Two Pilsen schools have recently been the target of a hacker attack. Krizik grammar school could not access its account due to the incident while secondary school in Nerudova Street lost all the work of its pupils. For data recovery the hackers demanded a high ransom.
Sputnik: How vulnerable are the European educational Wi-Fi systems when it comes to hacker attacks. It is incredible really, isn’t it?
Peirluigi Paganini: In this specific case hackers are gained access to a system, to a service that allows students to sign in to the Wi-Fi networks across Europe. Without further information it is not possible to establish the level of exposure of the networks.
Anyway, we have two possible scenarios: In the first one hackers have exploited that we are not vetting the authentication system. This is the worst case, because it is important to identify and fix the vulnerability as soon as possible.
In the second scenario, attackers simply used the credential belonging to an authorized user that could log in to the network using the credential that are the results from one of the numerous breaches that occurred in the past month.
Depending on the permission assigned to the specific hacked account, it is possible to perform a wide range of variation.
Sputnik: What measures can internet users actually implement to defend their systems against these types of attacks?
Peirluigi Paganini: First of all keep your systems and software up to date. When it’s possible, I suggest implement and adopt a two-way factor authentication systems. In this way, even if the attackers are able to steal your credentials it’s not possible for them to log in the system without the second factor, for example, the code that is sent normally by bank via SMS to the mobile devices. With the specific focus on the ransomware attacks, I can suggest you to keep your backup up-to-date and always be suspicious when you receive an unsolicited email, so these are the typical attack vectors.
Sputnik: Just give us some advice and recommendation moving forward how we can best protect ourselves.

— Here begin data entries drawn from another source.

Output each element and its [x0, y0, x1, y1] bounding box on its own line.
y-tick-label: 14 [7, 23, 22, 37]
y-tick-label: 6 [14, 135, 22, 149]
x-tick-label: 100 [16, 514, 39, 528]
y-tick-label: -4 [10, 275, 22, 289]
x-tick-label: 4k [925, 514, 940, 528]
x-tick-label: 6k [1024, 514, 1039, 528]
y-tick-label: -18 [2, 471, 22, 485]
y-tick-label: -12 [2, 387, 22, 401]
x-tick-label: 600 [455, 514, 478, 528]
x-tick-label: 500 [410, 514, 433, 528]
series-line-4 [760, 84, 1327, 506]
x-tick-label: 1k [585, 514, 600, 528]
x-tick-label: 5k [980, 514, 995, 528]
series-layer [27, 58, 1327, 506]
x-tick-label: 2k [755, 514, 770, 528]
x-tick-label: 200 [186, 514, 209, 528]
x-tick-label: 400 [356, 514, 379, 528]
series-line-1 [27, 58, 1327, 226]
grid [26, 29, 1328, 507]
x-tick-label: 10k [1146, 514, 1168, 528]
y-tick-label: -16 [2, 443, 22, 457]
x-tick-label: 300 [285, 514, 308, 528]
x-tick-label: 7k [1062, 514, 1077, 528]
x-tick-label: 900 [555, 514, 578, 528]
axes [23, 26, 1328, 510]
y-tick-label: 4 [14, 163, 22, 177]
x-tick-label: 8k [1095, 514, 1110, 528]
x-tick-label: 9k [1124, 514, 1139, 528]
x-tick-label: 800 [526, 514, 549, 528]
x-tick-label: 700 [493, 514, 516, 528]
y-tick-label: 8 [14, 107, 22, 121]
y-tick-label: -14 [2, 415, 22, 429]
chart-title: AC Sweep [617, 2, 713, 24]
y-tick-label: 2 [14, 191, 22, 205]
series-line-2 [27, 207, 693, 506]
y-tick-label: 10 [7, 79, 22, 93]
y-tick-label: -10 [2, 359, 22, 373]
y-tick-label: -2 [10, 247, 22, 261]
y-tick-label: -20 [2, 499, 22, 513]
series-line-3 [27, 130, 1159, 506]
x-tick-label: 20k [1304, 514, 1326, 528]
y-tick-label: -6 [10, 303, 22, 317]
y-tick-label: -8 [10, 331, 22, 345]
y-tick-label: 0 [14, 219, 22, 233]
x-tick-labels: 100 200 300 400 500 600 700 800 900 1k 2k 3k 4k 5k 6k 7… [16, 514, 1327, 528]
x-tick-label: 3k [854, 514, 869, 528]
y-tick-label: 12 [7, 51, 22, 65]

Peirluigi Paganini: First of all every company must have a clear cybersecurity standard. This means that companies must have a clear idea of which are the attack vectors and which are the ways in which attacker exploit these attack vectors.

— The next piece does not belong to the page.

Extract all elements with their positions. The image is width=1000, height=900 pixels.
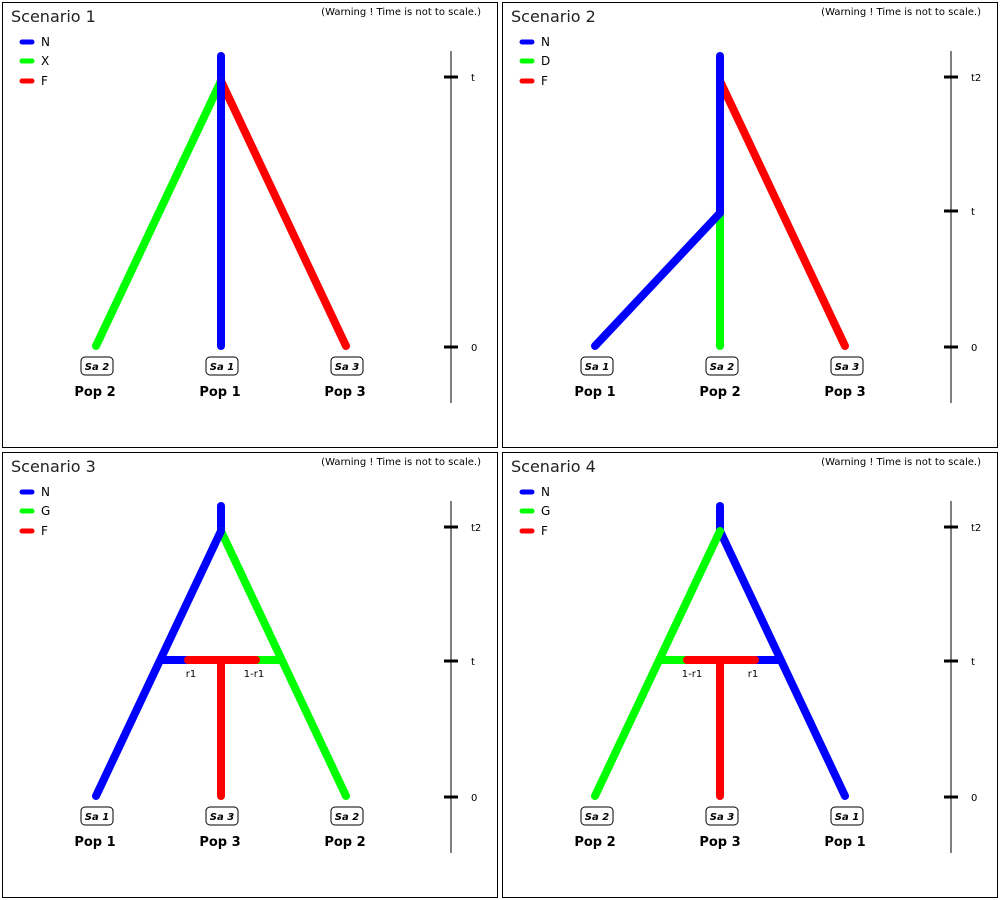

So this means that it is very important to have awareness for the employee and it’s very important to properly use any electronic device and any services, such as mobile services, [pub] computing and also internet of things devices. For each of these aspects, for each of these technologies, it is important that you use the best practices.
The views and opinions of Peirluigi Paganini are those of the speakers and do not necessarily reflect those of Sputnik.